As the title might suggest, “Variations and Relations” acts as a bridge to the final three episodes of Twin Peaks, forming the connective tissue that allows the coalescing plot strands of the later part of the second season to finally condense into an escalating climax. True to the spirit of this part of the series, it has a centripetal momentum at times, full of lines of flight and emotional and physical departures, paired with a general tendency towards convergence, as the disappearance of Leo Johnson, the arrival of Windom Earle and the discovery of the petroglyph in Owl Cave all start to congeal into one grand narrative. In the process, the supernatural material starts to be folded back into the main life of the narrative – or vice versa – as all the spaces in the town start to accrue some of the eerie, otherworldly potential they enjoyed in the first season.

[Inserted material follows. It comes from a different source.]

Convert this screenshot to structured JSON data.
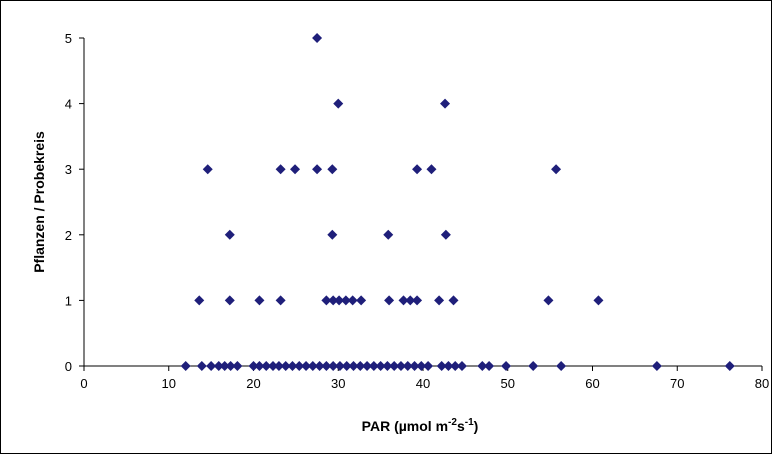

Unfortunately, this is also the point at which Earle really starts to get tiresome, partly because it’s the point at which he stops depending upon the personae that made him so eerie over the last few episodes, leaving little for Kenneth Welsh’s performance to do but keep on escalating to ever more baroque, hyperbolic extremes. Granted, histrionic acting is Twin Peaks’ stock in trade, but Earle’s comparative isolation means that he never really has anyone to bounce that energy off, resulting in a series of monologues that become more and more exhausting as they proceed. In fact, “Variations on Relations” opens with one of his last real interactions with the outsider world, as he lures a stoner drifter dufus into his cabin, plies him with alcohol, coerces him into allowing himself to be cast in a giant chess piece, and then shoots him in the heart with a giant crossbow. It’s as absurd and atonal as it sounds – a stoner trying to comprehend Earle through a comic pot haze – and really neglects what made Earle so creepy and eerie – as well as so redolent of Leland Palmer – in the previous episodes.
In a strange way, then, Earle is somewhat displaced from the convergence of the series around his actions and plans, which admittedly does serve to somewhat dissociate him from the world of Twin Peaks as a whole, cementing his association with the Black Lodge and paving the way for his gradual dissolution into surveillance imagery and technology in the subsequent episode. It also turns him into a kind of inevitable third party in Cooper and Annie’s relationship as the series converges around them which, again, is spectacularly in the next episode, where romance, Earle’s gaze and the camera itself are converged into some of the best shots in the entire series. For now, however, it’s enough that Earle feels strangely continuous with the unspeakable sadness that seems to haunt both Annie and Cooper’s past, and which makes their romance so melancholy and hopeful at the same time.
That’s particularly clear, here, in their first and only date – a nature hike that turns into a boat ride on the Twin Peaks lake – and the single most beautiful scene between them in the entire series. More than ever before, that strange shared sadness shines through, lending a real pathos to Annie’s return to Twin Peaks and an even greater pathos to her eventual sequestration in the Great Lodge that goes above and beyond the terror of Lynch’s imagery and imaginary (“I know about the dark tunnel you can fall into”). While Heather Graham is a revelation – it’s easily one of her best roles – the scene is also a testament to McLachlan’s versatility as an actor, since he’s just as compelling – if not more so – in this personal, romantic, earnest vein as he was in the more procedural role of FBI agent. In both cases, his intuitive epistemology gives him a wonderful relish for the present moment that almost makes it a foregone conclusion that his days with Annie are numbered, and that the moments they share are destined to come to an end sooner than either of them would wish.
Interestingly, this beautiful scene leads on to quite a moody, soulful sequence between Cooper and John Wheeler in front of the fire at the Great Northern. Finding themselves sitting next to each other, they engage in some small talk about love – they have never met and are never introduced in the series – that plays as a way of tentatively approaching the fact that Cooper and Audrey’s own chemistry, once so integral to the series, has never been resolved either. At moments, it almost feels as if the writers are trying to siphon off some of that chemistry to Audrey and John’s relationship, and yet in the next episode John leaves for good, as if there were something about Cooper and Audrey that was insurmountable after all, even if their rapport is no longer a direct narrative focus of the series.
Alongside all that, this is also David Lynch’s last appearance in the series before returning to direct “Beyond Life and Death,” the final episode, and it would be hard to think of a weirder performance from this most notorious of weird directors. Continuing his fixation with Shelley from “On the Wings of Love,” Gordon Cole convinces her to give him a kiss in the diner in full view of Bobby and, despite the sleaziness of his advance, the strangeness of his manner, and the fact that he is middle-aged, Shelley responds with zeal. At one level, it’s clearly a way of bringing Bobby and Shelley’s romance to a point of crisis, but beyond that it also feels like Lynch’s own strange riff on the mid-century diner culture that he has distorted into his own, as well as his own personal embodiment of the twisted mid-century family and gender norms that animate the series and soapiness as a whole. Whatever you think of it, it certainly doesn’t demystify Lynch or make him any more accessible or easier, and that’s a good preparation for and prologue to three of the most challenging episodes in the entire series.